No composite index will be fully used here. MySQL uses composite
indexes from left to right, *stopping on the first key part used in a
range* rather than to match a constant. "WHERE latitude > 39" is a
range, so the composite index on (latitude, longitude, link_id) will be
no better than a single column index on latitude.
>
Michael
Thanks for the corrections, Michael :)
My apologies for posting wrong info to the list
For my own understanding of this, I created a simple table...
CREATE TABLE `test` (
`a` int(11) NOT NULL default '0',
`b` int(11) NOT NULL default '0',
`c` int(11) default NULL,
KEY `a` (`a`,`b`,`c`)
);
and inserted about a dozen random integers, then checked the output of
EXPLAIN for two queries, one using a range on all three columns, the
other using a constant for the first column...

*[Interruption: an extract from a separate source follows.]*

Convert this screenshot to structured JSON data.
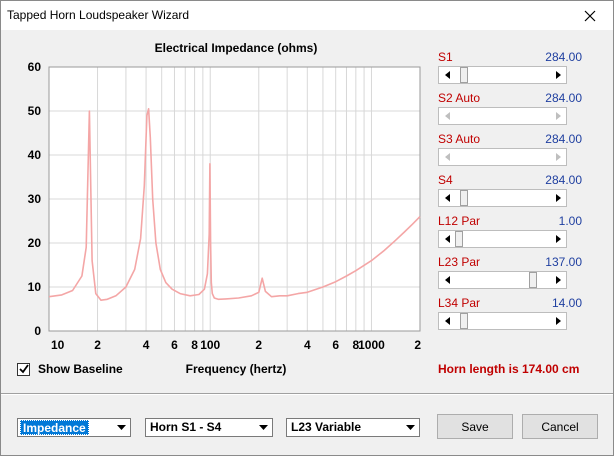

mysql> explain select * from test where a > 30 and b > 30 and c > 30;
+----+-------------+-------+-------+---------------+------+---------+------+------+--------------------------+
| id | select_type | table | type | possible_keys | key | key_len |
ref | rows | Extra |
+----+-------------+-------+-------+---------------+------+---------+------+------+--------------------------+
| 1 | SIMPLE | test | range | a | a | 4 |
NULL | 13 | Using where; Using index |
+----+-------------+-------+-------+---------------+------+---------+------+------+--------------------------+
1 row in set (0.00 sec)
mysql> explain select * from test where a = 30 and b > 30 and c > 30;
+----+-------------+-------+-------+---------------+------+---------+------+------+--------------------------+
| id | select_type | table | type | possible_keys | key | key_len |
ref | rows | Extra |
+----+-------------+-------+-------+---------------+------+---------+------+------+--------------------------+
| 1 | SIMPLE | test | range | a | a | 8 |
NULL | 1 | Using where; Using index |
+----+-------------+-------+-------+---------------+------+---------+------+------+--------------------------+
1 row in set (0.00 sec)
The only difference is that in the second query, key_len is 8 bytes, not
4. Makes sense, since as you say, each query only uses the left-most
part of the index, stopping if a range is encountered.